Granted, it took a future Nobel Laureate to invent the Sharpe ratio. Yet this handy measure has achieved unprecedented ubiquity largely because of its simplicity and ease of use, not necessarily its robustness.
The Sharpe ratio assumes that returns are symmetrical and bell-shaped – that the chance of winning is the same as the chance of losing and that these chances are easily predictable if you know the standard deviation. But since hedge funds tend to invest in things that have asymmetrical returns (options, for example), their own returns are often skewed to the positive or negative. Furthermore, these exotic instruments tend to increase the chances of both winning and losing even though the standard deviation of the fund may not change at all.
Given this, you’d think that better measures of hedge fund performance exist somewhere out there. In fact, we’ve written about several candidates on these pages. But a study by Martin Eling of the University of St. Gallen and Frank Schuhmacher of the University of Applied Sciences and Technology Aachen suggests that such a search might actually be in vain. In fact, the duo say the choice of performance measure doesn’t actually influence the relative ranking of hedge funds much at all. (They extend their research into the world of mutual funds in the May/June 2008 issue of the Financial Analysts Journal.)
While the integration of “higher moments” into performance metrics makes a lot of intuitive sense (the most notable tool being the “omega measure” that integrates standard deviation, skew and kurtosis – see guest posting by its creator, Dr. William Shadwick), Eling and Schumacher seem to throw cold water on the notion that hedge funds are a special case that require new and distinctive metrics to rank:
“The main result from our empirical investigation is that the choice of performance measure does not affect the ranking of hedge funds as much as one would expect after studying the performance measurement literature. It appears that, even though hedge fund returns are not normally distributed, the first two moments (i.e., mean and variance) describe the return distribution sufficiently well.”

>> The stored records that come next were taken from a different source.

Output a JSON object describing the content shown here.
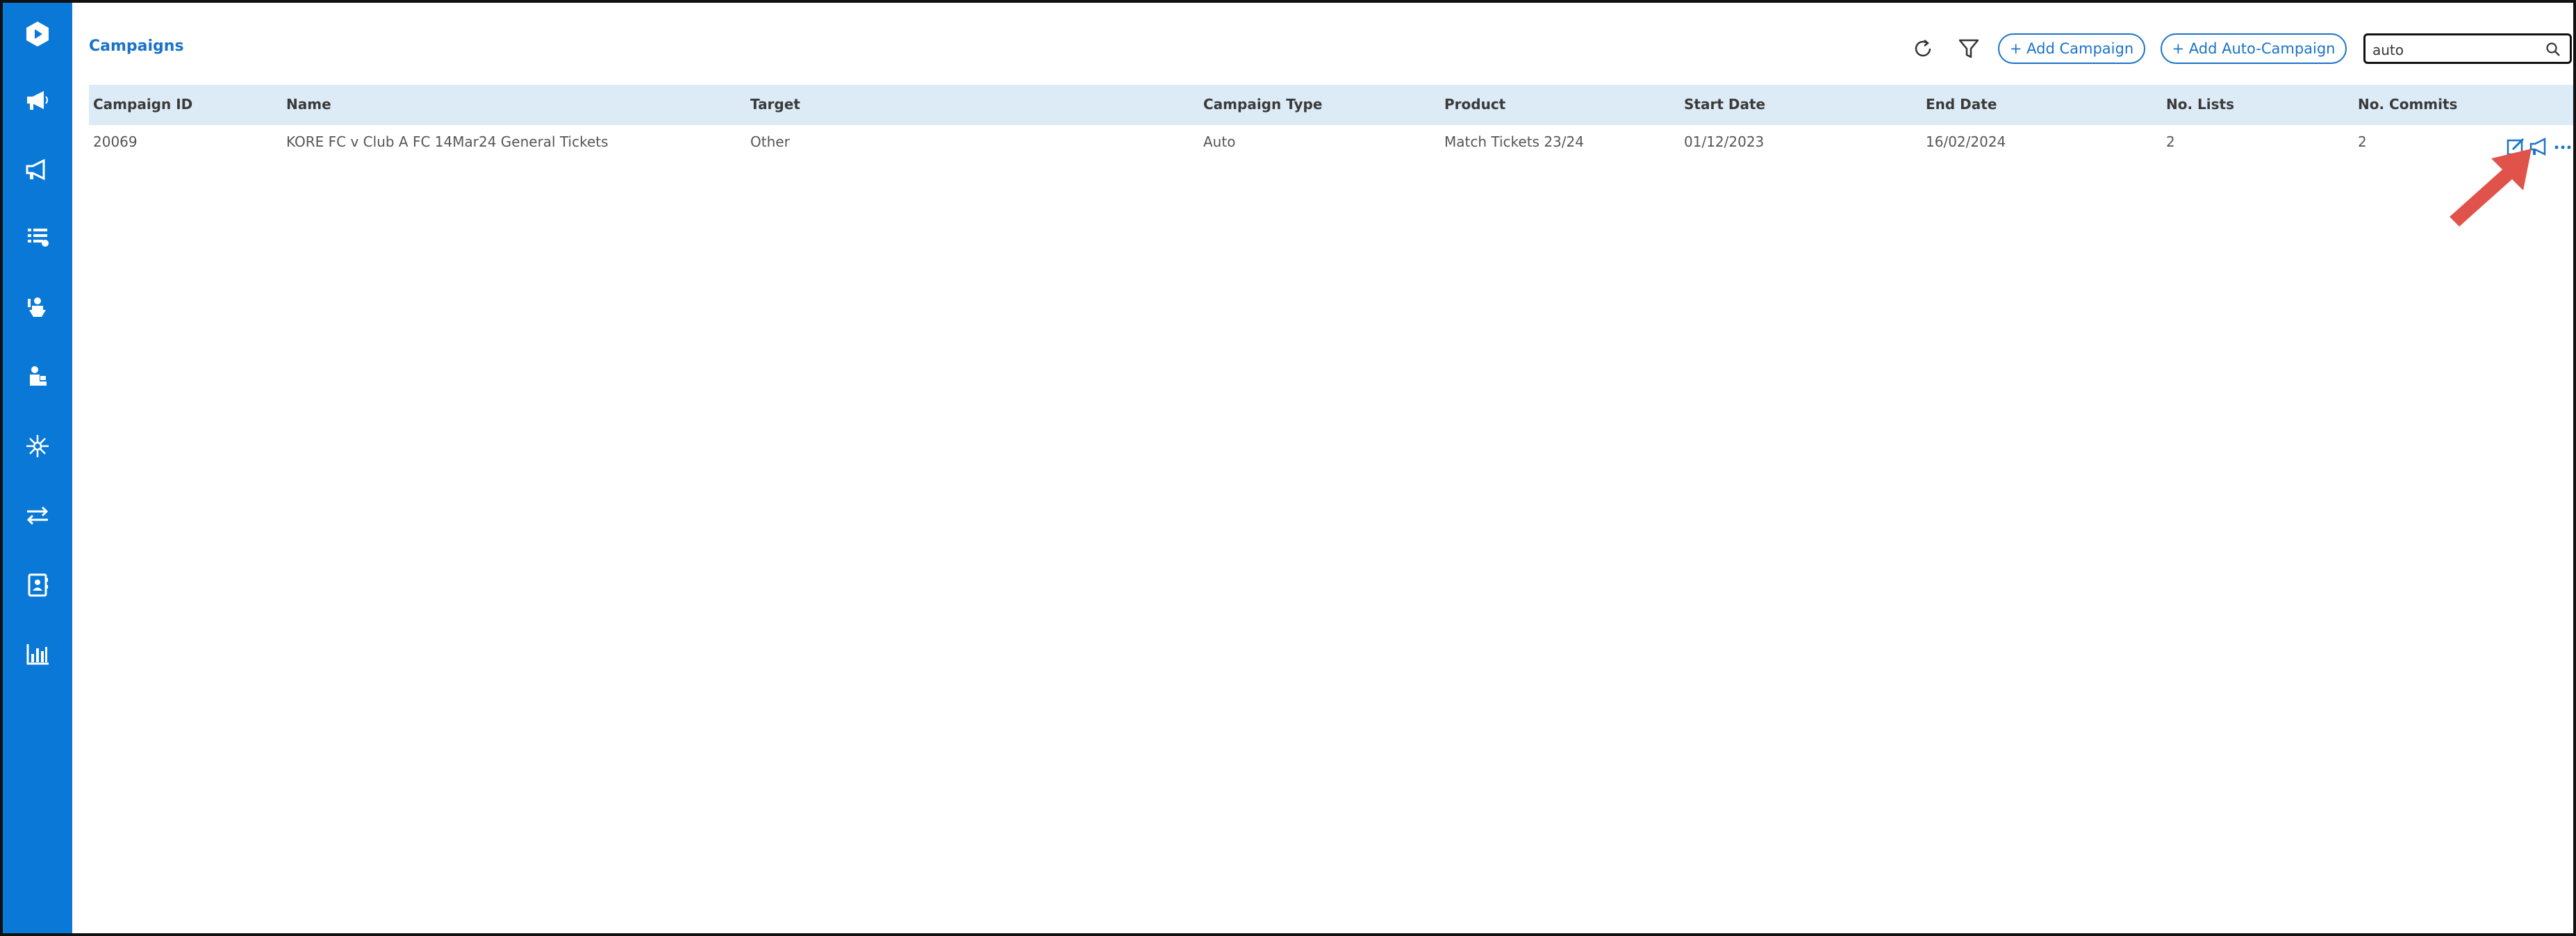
{
  "header": {
    "title": "Campaigns",
    "add_campaign_label": "+ Add Campaign",
    "add_auto_campaign_label": "+ Add Auto-Campaign",
    "search_value": "auto"
  },
  "sidebar": {
    "items": [
      {
        "icon": "logo-icon"
      },
      {
        "icon": "megaphone-icon"
      },
      {
        "icon": "megaphone-outline-icon"
      },
      {
        "icon": "list-icon"
      },
      {
        "icon": "person-hand-icon"
      },
      {
        "icon": "person-desk-icon"
      },
      {
        "icon": "network-icon"
      },
      {
        "icon": "transfer-icon"
      },
      {
        "icon": "contact-book-icon"
      },
      {
        "icon": "bar-chart-icon"
      }
    ]
  },
  "table": {
    "columns": [
      "Campaign ID",
      "Name",
      "Target",
      "Campaign Type",
      "Product",
      "Start Date",
      "End Date",
      "No. Lists",
      "No. Commits"
    ],
    "rows": [
      {
        "campaign_id": "20069",
        "name": "KORE FC v Club A FC 14Mar24 General Tickets",
        "target": "Other",
        "campaign_type": "Auto",
        "product": "Match Tickets 23/24",
        "start_date": "01/12/2023",
        "end_date": "16/02/2024",
        "lists": "2",
        "commits": "2"
      }
    ]
  },
  "colors": {
    "sidebar": "#0a78d7",
    "accent": "#1a73c8",
    "table_header": "#dcebf6",
    "annotation_arrow": "#e0534a"
  }
}
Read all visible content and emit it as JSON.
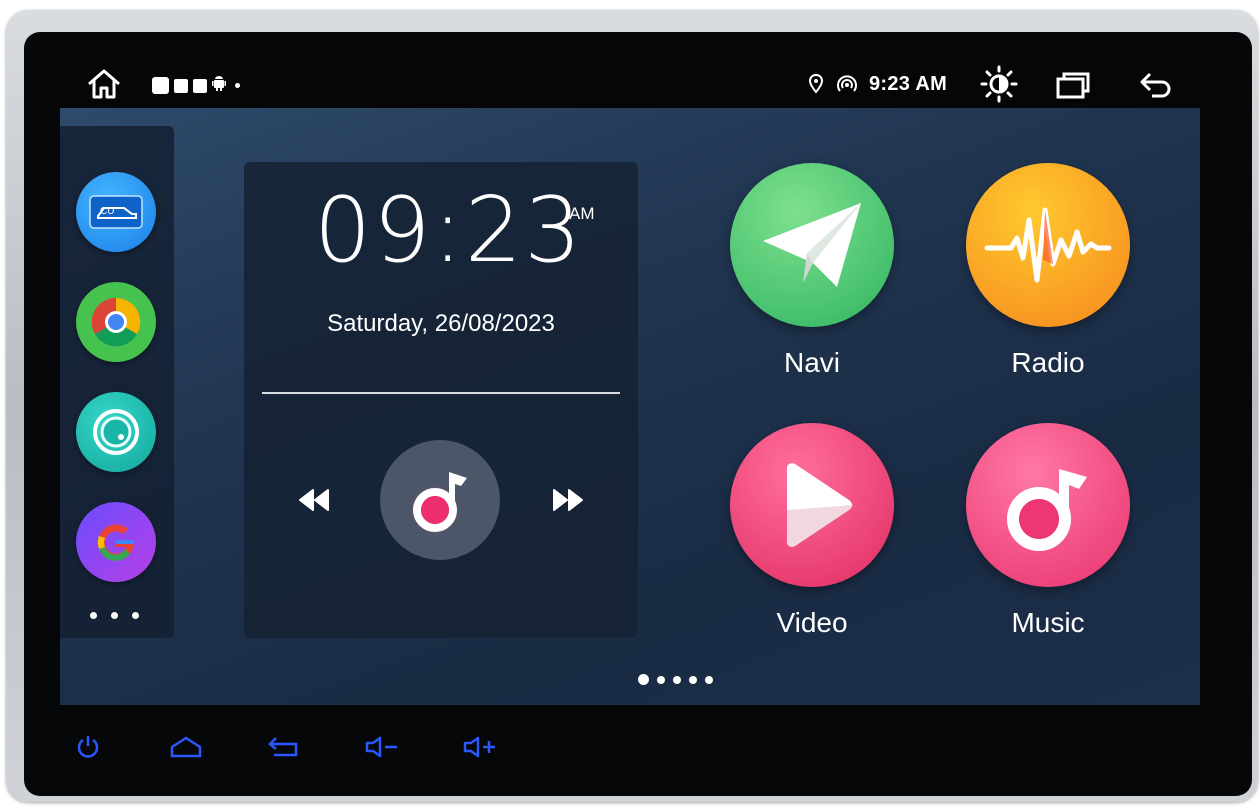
{
  "status_bar": {
    "time": "9:23 AM",
    "icons": [
      "home-icon",
      "notification-icon",
      "image-icon",
      "a-icon",
      "android-icon",
      "location-icon",
      "hotspot-icon",
      "brightness-icon",
      "recent-apps-icon",
      "back-icon"
    ]
  },
  "side_dock": {
    "apps": [
      "car-app-icon",
      "chrome-icon",
      "settings-icon",
      "google-icon"
    ]
  },
  "clock_widget": {
    "time": "09:23",
    "ampm": "AM",
    "date": "Saturday, 26/08/2023"
  },
  "apps": [
    {
      "label": "Navi",
      "color": "#3fc46d"
    },
    {
      "label": "Radio",
      "color": "#f9a019"
    },
    {
      "label": "Video",
      "color": "#e8306a"
    },
    {
      "label": "Music",
      "color": "#ef3f79"
    }
  ],
  "page_indicator": {
    "count": 5,
    "active": 1
  },
  "hardware_buttons": [
    "power-icon",
    "home-icon",
    "back-icon",
    "volume-down-icon",
    "volume-up-icon"
  ],
  "colors": {
    "accent_blue": "#2b57ff",
    "screen_bg": "#213651"
  }
}
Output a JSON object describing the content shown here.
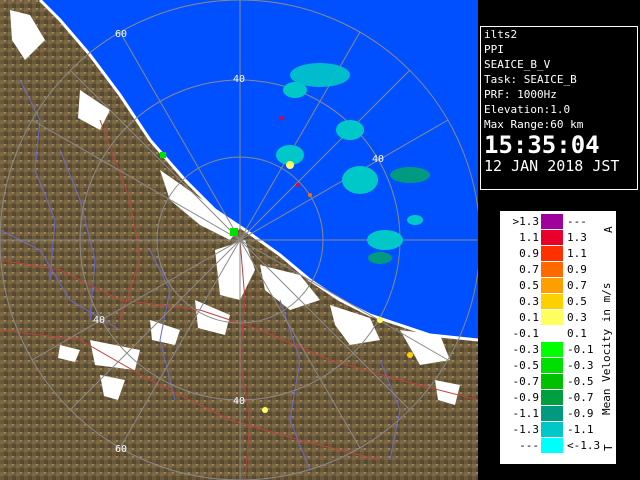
{
  "info": {
    "site": "ilts2",
    "mode": "PPI",
    "product": "SEAICE_B_V",
    "task": "Task: SEAICE_B",
    "prf": "PRF: 1000Hz",
    "elevation": "Elevation:1.0",
    "max_range": "Max Range:60 km",
    "time": "15:35:04",
    "date": "12 JAN 2018 JST"
  },
  "legend": {
    "title": "Mean Velocity in m/s",
    "top_marker": "A",
    "bottom_marker": "T",
    "rows": [
      {
        "lo": ">1.3",
        "hi": "---",
        "color": "#a0009c"
      },
      {
        "lo": "1.1",
        "hi": "1.3",
        "color": "#e8002a"
      },
      {
        "lo": "0.9",
        "hi": "1.1",
        "color": "#ff3000"
      },
      {
        "lo": "0.7",
        "hi": "0.9",
        "color": "#ff6a00"
      },
      {
        "lo": "0.5",
        "hi": "0.7",
        "color": "#ff9e00"
      },
      {
        "lo": "0.3",
        "hi": "0.5",
        "color": "#ffd000"
      },
      {
        "lo": "0.1",
        "hi": "0.3",
        "color": "#ffff60"
      },
      {
        "lo": "-0.1",
        "hi": "0.1",
        "color": "#ffffff"
      },
      {
        "lo": "-0.3",
        "hi": "-0.1",
        "color": "#00ff00"
      },
      {
        "lo": "-0.5",
        "hi": "-0.3",
        "color": "#00e000"
      },
      {
        "lo": "-0.7",
        "hi": "-0.5",
        "color": "#00c000"
      },
      {
        "lo": "-0.9",
        "hi": "-0.7",
        "color": "#00a040"
      },
      {
        "lo": "-1.1",
        "hi": "-0.9",
        "color": "#009a80"
      },
      {
        "lo": "-1.3",
        "hi": "-1.1",
        "color": "#00c8c8"
      },
      {
        "lo": "---",
        "hi": "<-1.3",
        "color": "#00ffff"
      }
    ]
  },
  "map": {
    "range_ring_labels": [
      "60",
      "40",
      "40",
      "40",
      "40",
      "60"
    ],
    "colors": {
      "sea": "#0050ff",
      "land": "#6b5a3a",
      "snow": "#ffffff",
      "rings": "#8a8a8a"
    }
  }
}
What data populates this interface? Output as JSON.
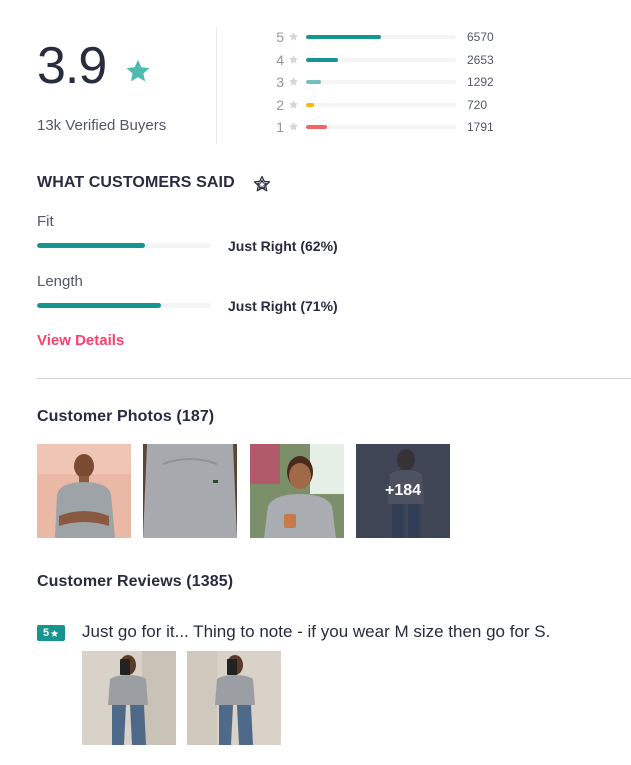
{
  "rating": {
    "average": "3.9",
    "verified_buyers": "13k Verified Buyers",
    "star_color": "#4dbbb0",
    "breakdown": [
      {
        "stars": "5",
        "count": "6570",
        "fraction": 0.5,
        "color": "#14958f"
      },
      {
        "stars": "4",
        "count": "2653",
        "fraction": 0.21,
        "color": "#14958f"
      },
      {
        "stars": "3",
        "count": "1292",
        "fraction": 0.1,
        "color": "#72bfbc"
      },
      {
        "stars": "2",
        "count": "720",
        "fraction": 0.05,
        "color": "#fcb301"
      },
      {
        "stars": "1",
        "count": "1791",
        "fraction": 0.14,
        "color": "#f16565"
      }
    ]
  },
  "customers_said": {
    "title": "WHAT CUSTOMERS SAID",
    "title_icon": "star-outline-icon",
    "attributes": [
      {
        "label": "Fit",
        "value": "Just Right (62%)",
        "fraction": 0.62
      },
      {
        "label": "Length",
        "value": "Just Right (71%)",
        "fraction": 0.71
      }
    ],
    "view_details": "View Details"
  },
  "photos": {
    "title": "Customer Photos (187)",
    "more_label": "+184"
  },
  "reviews": {
    "title": "Customer Reviews (1385)",
    "items": [
      {
        "rating": "5",
        "rating_icon": "star-icon",
        "text": "Just go for it... Thing to note - if you wear M size then go for S."
      }
    ]
  }
}
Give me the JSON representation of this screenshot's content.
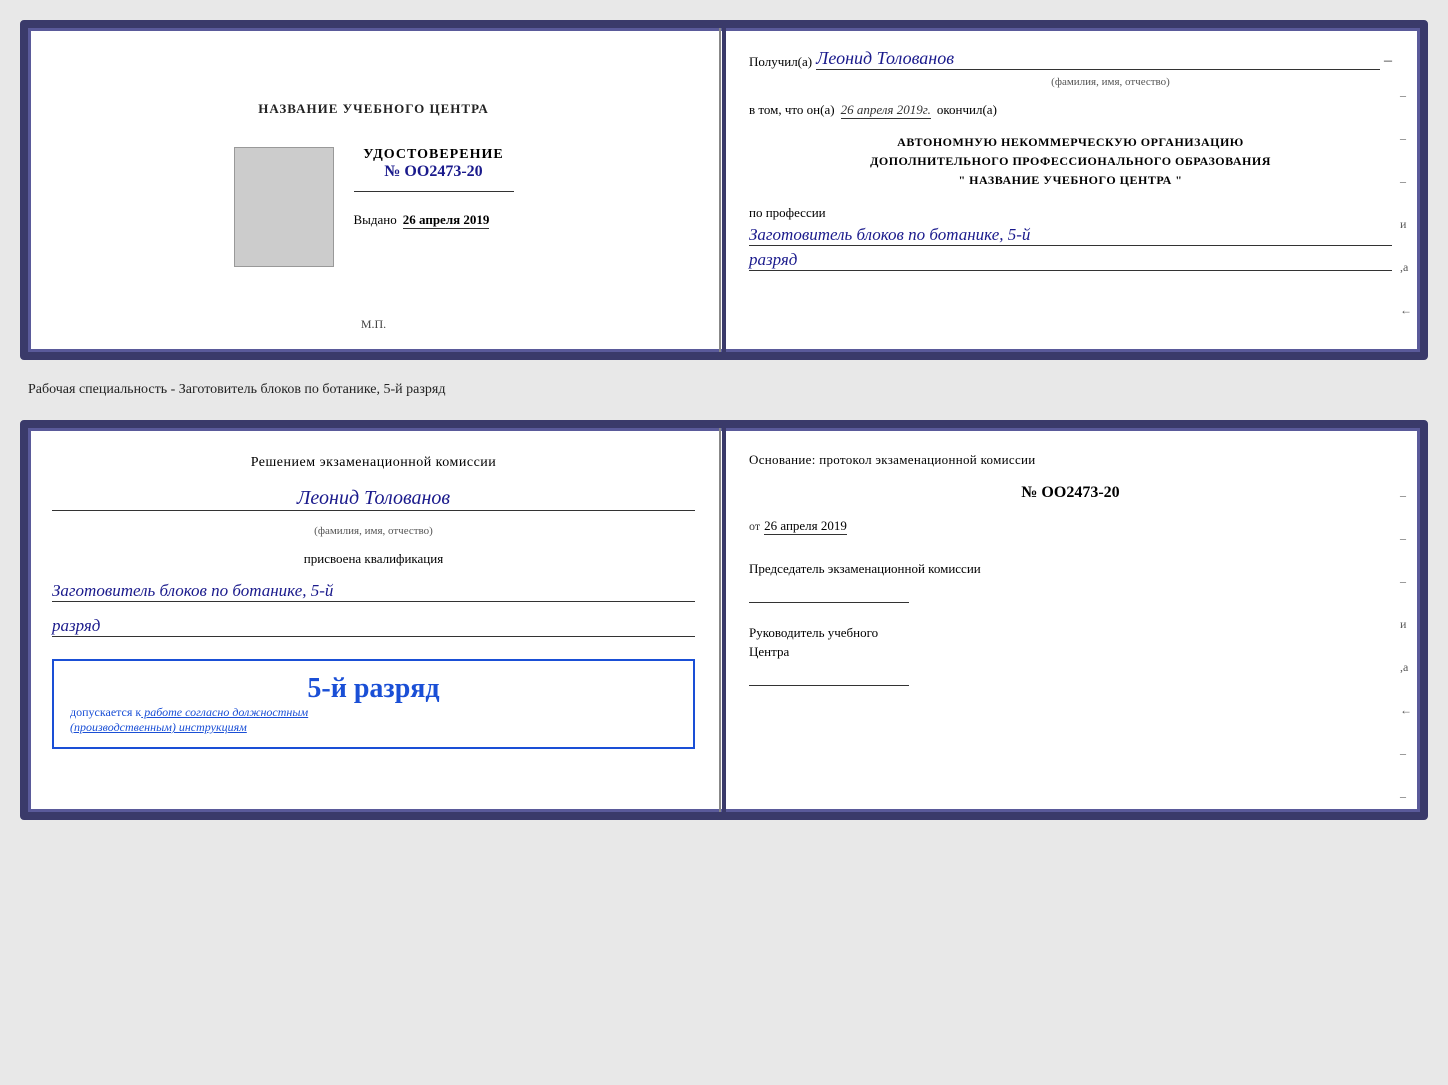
{
  "top_doc": {
    "left": {
      "training_center": "НАЗВАНИЕ УЧЕБНОГО ЦЕНТРА",
      "cert_title": "УДОСТОВЕРЕНИЕ",
      "cert_number": "№ OO2473-20",
      "issued_label": "Выдано",
      "issued_date": "26 апреля 2019",
      "stamp_label": "М.П."
    },
    "right": {
      "received_label": "Получил(а)",
      "recipient_name": "Леонид Толованов",
      "dash": "–",
      "fio_label": "(фамилия, имя, отчество)",
      "completed_prefix": "в том, что он(а)",
      "completed_date": "26 апреля 2019г.",
      "completed_suffix": "окончил(а)",
      "org_line1": "АВТОНОМНУЮ НЕКОММЕРЧЕСКУЮ ОРГАНИЗАЦИЮ",
      "org_line2": "ДОПОЛНИТЕЛЬНОГО ПРОФЕССИОНАЛЬНОГО ОБРАЗОВАНИЯ",
      "org_line3": "\"  НАЗВАНИЕ УЧЕБНОГО ЦЕНТРА  \"",
      "profession_label": "по профессии",
      "profession_name": "Заготовитель блоков по ботанике, 5-й",
      "rank": "разряд"
    }
  },
  "doc_label": "Рабочая специальность - Заготовитель блоков по ботанике, 5-й разряд",
  "bottom_doc": {
    "left": {
      "decision_line1": "Решением экзаменационной комиссии",
      "person_name": "Леонид Толованов",
      "fio_label": "(фамилия, имя, отчество)",
      "qualification_label": "присвоена квалификация",
      "qualification_name": "Заготовитель блоков по ботанике, 5-й",
      "rank": "разряд",
      "stamp_rank": "5-й разряд",
      "stamp_allowed_prefix": "допускается к",
      "stamp_allowed_italic": " работе согласно должностным",
      "stamp_allowed_line2": "(производственным) инструкциям"
    },
    "right": {
      "basis_label": "Основание: протокол экзаменационной комиссии",
      "cert_number": "№  OO2473-20",
      "date_prefix": "от",
      "date_value": "26 апреля 2019",
      "chair_title": "Председатель экзаменационной комиссии",
      "director_title_line1": "Руководитель учебного",
      "director_title_line2": "Центра"
    }
  },
  "right_marks": [
    "–",
    "–",
    "–",
    "и",
    ",а",
    "←",
    "–",
    "–",
    "–",
    "–",
    "–"
  ]
}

Their methodology is about a straightforward as it gets. Eling and Schuhmacher rank a list of thousands of hedge funds using various metrics – one at a time. Then they calculate the correlation between the resulting rankings.
As you can see, the results obtained by using the other metrics have a 0.91 to 1.0 correlation to those obtained using the plain old Sharpe ratio. Put another way,
“…the choice of performance measure does not have a crucial influence on the relative evaluation of hedge funds. For example, in the portfolio context there are 98 hedge funds among the top 100 funds according to an evaluation made using the Sharpe ratio, which are also among the top 100 funds according to an evaluation made using Omega…”
So while most of the more complex metrics make intuitive sense, the question is one of balance between complexity and practicality. The author of this point would seem to agree – suggesting that since the Sharpe ratio is “best known and best understood performance…it might be considered superior to other performance measures from a practitioner’s point of view.”
Editor’s Note: As you might guess, early reaction to this post has been heated. One reader, for example, points out that measures which integrate “higher moments” of return distributions provide critical insights – regardless of their effect on fund rankings:
“…this study is about averages. But what does that mean? So you buy the fund that has a high Sharpe but the underlying distribution is bimodal and then the left hand hump gets you. Are you going to be happy? I’d say no. Even Bill Sharpe warns users of the shortcomings of his own measure. I can’t believe regulators haven’t made the use of Sharpe ratios illegal for describing hedge fund performance!”